On 04/01/2016 12:19 AM, Lee Clagett wrote:
On Thu, 31 Mar 2016 23:02:05 +0200 Daniel Hofmann
wrote: Suppose I want to parse a list of ";"-separated floating point pairs with "," being the pair separator as in "1,2;3,4". Following this list comes a string literal representing a file extension, such as ".txt".
Therefore what I want to successfully parse input like the following:
1,2;3,4.txt
(For the record, the input could also be 1.1,2.2;3.3,4.4.txt)
The parser I came up with is the 1:1 translation of above's description into the Spirit DSL and shows Spirit's expressive power:
((double_ % ",") % ";") >> ".txt"
Unfortunately, the parser fails on the input with the integral values above. Why? Because the fundamental parser for double_ greedily matches on the "4." in "4.txt". Changing the "4" to "4.0" as in
1,2;3,4.0.txt
parses successfully (but is not an option as it requires the user to always add a trailing ".0" in case the last digit is integral.
I read about Spirit's DSL mapping to Parsing Expression Grammar (PEG) with the choice operator | being evaluated in order. So the next logical step for me was to try making use of it and adapting the parser:
(((int_ | double_) % ",") % ";") >> ".txt"
which works on
1,2;3,4.txt
but no longer on
1,2;3,4.0.txt
Is there a way to adapt the parser to handle both cases?

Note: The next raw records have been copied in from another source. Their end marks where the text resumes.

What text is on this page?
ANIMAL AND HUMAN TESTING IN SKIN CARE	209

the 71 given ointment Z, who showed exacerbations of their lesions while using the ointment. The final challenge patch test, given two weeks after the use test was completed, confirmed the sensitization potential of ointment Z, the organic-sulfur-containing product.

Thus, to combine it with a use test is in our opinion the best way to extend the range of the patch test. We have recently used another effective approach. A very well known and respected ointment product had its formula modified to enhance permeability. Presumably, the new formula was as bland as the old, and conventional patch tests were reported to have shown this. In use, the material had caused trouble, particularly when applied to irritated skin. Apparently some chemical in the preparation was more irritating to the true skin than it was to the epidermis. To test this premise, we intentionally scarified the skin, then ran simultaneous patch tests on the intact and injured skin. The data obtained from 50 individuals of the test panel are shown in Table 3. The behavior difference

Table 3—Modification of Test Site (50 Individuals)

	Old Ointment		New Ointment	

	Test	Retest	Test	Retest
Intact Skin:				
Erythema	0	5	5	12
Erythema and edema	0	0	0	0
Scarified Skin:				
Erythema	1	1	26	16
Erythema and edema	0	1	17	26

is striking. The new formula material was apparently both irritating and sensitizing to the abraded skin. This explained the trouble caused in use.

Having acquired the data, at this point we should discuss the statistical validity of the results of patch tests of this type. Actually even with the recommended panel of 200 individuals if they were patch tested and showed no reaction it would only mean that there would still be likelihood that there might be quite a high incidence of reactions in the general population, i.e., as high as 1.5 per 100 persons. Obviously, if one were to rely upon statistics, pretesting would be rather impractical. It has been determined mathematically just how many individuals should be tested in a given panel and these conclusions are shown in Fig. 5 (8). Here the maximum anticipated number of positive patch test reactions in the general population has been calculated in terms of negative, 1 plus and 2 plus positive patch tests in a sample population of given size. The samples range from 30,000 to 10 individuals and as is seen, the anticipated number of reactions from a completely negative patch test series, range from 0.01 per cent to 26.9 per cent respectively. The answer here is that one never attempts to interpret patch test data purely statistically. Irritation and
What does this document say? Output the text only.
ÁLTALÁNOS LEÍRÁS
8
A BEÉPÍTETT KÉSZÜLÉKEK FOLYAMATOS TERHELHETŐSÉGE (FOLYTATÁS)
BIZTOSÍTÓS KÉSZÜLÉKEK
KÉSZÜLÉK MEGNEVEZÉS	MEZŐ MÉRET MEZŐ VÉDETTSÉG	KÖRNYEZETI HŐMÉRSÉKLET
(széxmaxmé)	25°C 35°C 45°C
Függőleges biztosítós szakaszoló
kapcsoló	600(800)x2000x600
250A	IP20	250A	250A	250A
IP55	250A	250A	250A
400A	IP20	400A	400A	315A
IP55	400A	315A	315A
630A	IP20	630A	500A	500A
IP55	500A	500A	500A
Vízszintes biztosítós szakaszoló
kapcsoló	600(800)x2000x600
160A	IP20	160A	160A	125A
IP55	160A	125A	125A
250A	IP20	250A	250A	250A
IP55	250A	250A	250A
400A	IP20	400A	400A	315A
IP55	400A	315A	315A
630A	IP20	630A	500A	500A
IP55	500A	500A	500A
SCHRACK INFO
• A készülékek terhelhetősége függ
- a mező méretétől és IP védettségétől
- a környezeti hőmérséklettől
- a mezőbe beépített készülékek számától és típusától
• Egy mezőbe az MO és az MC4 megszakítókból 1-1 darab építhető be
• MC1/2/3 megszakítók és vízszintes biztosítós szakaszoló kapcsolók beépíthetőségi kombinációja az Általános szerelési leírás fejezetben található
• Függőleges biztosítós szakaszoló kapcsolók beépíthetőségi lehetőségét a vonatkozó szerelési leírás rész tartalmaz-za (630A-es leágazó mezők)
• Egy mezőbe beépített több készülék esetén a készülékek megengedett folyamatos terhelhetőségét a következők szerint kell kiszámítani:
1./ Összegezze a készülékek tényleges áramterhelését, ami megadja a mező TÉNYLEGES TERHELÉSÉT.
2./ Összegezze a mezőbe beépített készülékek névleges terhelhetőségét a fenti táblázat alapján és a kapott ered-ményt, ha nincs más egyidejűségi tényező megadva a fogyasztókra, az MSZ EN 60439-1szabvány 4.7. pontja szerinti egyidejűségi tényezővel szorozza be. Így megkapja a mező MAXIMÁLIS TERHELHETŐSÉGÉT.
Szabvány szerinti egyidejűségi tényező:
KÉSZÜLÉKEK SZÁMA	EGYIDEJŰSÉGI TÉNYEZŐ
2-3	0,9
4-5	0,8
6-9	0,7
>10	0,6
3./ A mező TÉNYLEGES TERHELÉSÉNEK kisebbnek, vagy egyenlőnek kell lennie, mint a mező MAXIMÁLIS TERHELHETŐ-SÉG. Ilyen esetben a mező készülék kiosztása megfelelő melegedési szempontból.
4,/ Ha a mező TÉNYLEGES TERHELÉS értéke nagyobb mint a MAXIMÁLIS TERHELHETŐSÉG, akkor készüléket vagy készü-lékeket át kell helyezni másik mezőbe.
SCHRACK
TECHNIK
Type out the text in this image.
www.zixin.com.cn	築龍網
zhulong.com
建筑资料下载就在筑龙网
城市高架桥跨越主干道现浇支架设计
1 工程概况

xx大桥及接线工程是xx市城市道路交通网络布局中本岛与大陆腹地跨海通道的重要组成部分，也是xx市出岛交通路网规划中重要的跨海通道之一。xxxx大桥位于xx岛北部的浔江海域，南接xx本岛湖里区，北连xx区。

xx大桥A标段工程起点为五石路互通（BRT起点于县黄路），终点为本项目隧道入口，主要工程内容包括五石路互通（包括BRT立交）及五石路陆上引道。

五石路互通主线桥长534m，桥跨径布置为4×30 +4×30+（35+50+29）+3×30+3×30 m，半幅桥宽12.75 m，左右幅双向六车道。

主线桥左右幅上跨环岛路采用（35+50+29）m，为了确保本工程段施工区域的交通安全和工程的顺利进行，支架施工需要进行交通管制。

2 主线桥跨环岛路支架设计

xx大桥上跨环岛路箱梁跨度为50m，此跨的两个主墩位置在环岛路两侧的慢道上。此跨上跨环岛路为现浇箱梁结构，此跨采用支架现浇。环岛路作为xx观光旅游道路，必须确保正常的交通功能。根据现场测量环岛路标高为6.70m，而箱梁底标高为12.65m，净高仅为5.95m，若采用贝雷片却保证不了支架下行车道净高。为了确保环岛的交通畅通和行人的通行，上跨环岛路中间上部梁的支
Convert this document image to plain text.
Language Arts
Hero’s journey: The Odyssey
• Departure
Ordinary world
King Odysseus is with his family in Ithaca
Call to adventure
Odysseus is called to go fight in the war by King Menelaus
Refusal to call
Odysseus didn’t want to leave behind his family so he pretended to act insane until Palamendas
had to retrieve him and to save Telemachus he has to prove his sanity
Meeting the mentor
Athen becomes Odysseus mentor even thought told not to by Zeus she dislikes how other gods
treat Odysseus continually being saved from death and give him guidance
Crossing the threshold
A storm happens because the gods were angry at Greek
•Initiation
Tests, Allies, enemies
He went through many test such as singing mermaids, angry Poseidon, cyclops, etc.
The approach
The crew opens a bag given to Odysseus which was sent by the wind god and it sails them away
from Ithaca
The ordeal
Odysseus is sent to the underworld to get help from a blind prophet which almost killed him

I asked this on IRC and got the answer to try a solution based on
((double_ >> ".") | (int_ >> ".")) >> "txt"
but when I use use this to parse "4.txt" into a std::vector<double> via
parse(first, last, ((double_ >> ".") | (int_ >> ".")) >> "txt", into);
the vector contains: {4, 4} and its size() is 2, which I can make no sense of at all (but this may be a different problem).
That was me in IRC. I assumed you would be using `variant
` or `double` as your attribute type, and not `std::vector<double>`. If this is part of a larger expression and you need to use a std::vector for some reason look into the hold directive [0]: (hold[double_ >> "."] | (int_ >> ".")) >> "txt"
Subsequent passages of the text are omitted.